Nor is there any recognition of the huge investment and hard labour in producing food in volatile climatic and economic conditions including the global pandemic of Covid-19, and the additional slog of finding markets across 150 countries globally for Irish food annually.

There is also no understanding of the huge effort to deal with the market diversification challenge of Brexit, including the investments in new and different cheese plants required to manage the Brexit diversification threat.

EP commentary

Lets look at some facts and the distortion of them in EP commentary.

The recent expansion of the Irish dairy herd was triggered by the decision of the EU Commission to abolish milk quotas, not by some misaligned Irish government plan.

The increase in Irish dairy production by 40%, subsequent to quota abolition, has required a total investment on-farm and in processing capability of €3 billion, while delivering an additional €2.5 billion annual increase in exports and, even more importantly, Irish economy spend.

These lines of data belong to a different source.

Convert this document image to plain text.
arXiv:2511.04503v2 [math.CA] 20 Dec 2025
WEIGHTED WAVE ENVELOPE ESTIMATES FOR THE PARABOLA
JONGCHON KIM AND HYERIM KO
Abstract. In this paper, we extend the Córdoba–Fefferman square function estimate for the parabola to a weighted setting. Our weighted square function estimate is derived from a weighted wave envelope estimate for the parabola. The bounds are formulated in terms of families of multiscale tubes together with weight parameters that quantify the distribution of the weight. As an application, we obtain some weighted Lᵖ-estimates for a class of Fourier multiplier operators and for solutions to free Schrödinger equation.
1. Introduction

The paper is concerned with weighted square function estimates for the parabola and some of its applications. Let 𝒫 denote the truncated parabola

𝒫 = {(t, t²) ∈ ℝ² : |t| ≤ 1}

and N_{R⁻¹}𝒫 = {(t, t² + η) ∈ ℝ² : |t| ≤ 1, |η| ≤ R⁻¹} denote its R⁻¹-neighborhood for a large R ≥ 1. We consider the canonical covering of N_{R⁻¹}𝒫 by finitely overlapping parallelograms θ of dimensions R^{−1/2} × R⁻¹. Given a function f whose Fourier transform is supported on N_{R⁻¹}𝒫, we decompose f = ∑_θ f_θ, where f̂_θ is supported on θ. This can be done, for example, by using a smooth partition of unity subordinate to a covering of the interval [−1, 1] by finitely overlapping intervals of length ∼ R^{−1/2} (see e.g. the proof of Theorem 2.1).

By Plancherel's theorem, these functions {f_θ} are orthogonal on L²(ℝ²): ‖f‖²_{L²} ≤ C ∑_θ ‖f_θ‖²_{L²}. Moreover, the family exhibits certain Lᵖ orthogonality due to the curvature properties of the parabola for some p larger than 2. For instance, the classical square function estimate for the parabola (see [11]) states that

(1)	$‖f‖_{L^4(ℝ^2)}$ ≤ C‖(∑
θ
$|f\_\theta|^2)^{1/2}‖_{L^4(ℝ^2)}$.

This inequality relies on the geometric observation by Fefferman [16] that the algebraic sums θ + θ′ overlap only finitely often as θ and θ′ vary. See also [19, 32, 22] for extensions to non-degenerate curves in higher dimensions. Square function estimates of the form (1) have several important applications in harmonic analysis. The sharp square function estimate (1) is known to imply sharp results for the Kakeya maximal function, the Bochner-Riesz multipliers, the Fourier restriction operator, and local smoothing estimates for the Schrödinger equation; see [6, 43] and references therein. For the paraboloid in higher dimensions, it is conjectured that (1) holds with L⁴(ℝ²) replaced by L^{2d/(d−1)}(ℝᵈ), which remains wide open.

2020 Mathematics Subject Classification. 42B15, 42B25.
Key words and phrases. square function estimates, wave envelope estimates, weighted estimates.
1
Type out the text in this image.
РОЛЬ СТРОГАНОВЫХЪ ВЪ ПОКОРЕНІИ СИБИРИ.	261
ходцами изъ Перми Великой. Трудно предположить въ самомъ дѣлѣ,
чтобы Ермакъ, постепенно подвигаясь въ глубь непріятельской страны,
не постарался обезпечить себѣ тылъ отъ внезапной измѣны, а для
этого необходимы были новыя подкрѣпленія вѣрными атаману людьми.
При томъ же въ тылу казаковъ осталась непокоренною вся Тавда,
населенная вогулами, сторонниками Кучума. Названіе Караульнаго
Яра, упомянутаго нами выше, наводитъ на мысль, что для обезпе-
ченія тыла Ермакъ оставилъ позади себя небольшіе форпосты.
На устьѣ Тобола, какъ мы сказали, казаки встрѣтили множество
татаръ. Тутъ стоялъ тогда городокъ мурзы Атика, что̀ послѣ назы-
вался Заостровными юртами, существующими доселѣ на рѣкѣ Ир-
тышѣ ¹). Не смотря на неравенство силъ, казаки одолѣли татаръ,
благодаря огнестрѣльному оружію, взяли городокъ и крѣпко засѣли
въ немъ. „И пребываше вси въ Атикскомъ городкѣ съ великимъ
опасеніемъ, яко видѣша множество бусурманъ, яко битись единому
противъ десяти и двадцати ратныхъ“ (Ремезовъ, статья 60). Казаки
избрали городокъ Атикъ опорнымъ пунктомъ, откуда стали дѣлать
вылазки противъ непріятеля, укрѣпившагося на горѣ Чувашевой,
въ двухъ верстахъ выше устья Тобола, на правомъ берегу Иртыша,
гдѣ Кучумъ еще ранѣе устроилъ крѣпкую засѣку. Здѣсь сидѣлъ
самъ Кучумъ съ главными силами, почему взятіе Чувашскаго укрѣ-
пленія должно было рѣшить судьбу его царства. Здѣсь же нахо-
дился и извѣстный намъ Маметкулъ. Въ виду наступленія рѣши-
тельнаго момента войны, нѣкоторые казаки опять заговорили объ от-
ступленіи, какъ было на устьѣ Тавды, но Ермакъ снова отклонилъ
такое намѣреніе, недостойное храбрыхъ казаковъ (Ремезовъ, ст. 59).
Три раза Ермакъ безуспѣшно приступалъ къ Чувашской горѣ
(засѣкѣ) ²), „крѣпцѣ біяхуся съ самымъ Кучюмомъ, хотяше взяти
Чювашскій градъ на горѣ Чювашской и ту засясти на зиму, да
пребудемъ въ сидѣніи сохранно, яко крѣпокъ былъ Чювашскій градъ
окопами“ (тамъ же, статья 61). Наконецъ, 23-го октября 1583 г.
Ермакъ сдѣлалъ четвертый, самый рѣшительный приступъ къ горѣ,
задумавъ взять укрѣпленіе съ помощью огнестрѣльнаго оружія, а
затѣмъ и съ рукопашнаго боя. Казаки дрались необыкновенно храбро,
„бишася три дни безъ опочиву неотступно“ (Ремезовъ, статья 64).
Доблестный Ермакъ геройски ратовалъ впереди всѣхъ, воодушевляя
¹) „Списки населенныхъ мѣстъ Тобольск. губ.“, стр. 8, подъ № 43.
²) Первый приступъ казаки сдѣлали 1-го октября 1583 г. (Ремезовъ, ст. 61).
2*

Yes, increased production has had its environmental challenges as well as its major local economy benefits and there are very clear signals from government and the EU that new regulatory constraints will be applied and that livestock numbers may be capped.

But all of the above balancing of real life challenges is dismissed by the EP, and in particular Irish dairy expansion is regularly given the negative description of intensification or industrial farming.

The facts do not support this allegation:

  • Average Irish dairy herd size up to the abolition of milk quotas was 56 cows; it is now 83 cows
  • Average size of dairy farm in Northern Ireland is 130 dairy cows;
  • Average size of dairy farm in England is 160 dairy cows;
  • Average size of dairy farm in Scotland is 203 dairy cows.

Is New Zealand at average 460 dairy cows or USA at 900 dairy cows per herd industrial?

Move to horticulture

Magical thinking around replacing imported fruit and vegetables by instructing / mandating Irish dairy and beef farmers to cease what they have been doing and move into plant production, regardless of land suitability, scale, soil type, the wishes of individuals, or the reality of market outlets, is not a plan.

We have been here before in terms of An Taisce promoting its agenda based on a superior ethical principles approach.

The issue of global climate change like the issue of the future of Irish agriculture and the Irish economy after Covid-19 and post-Brexit, requires serious, not tribal, reflection.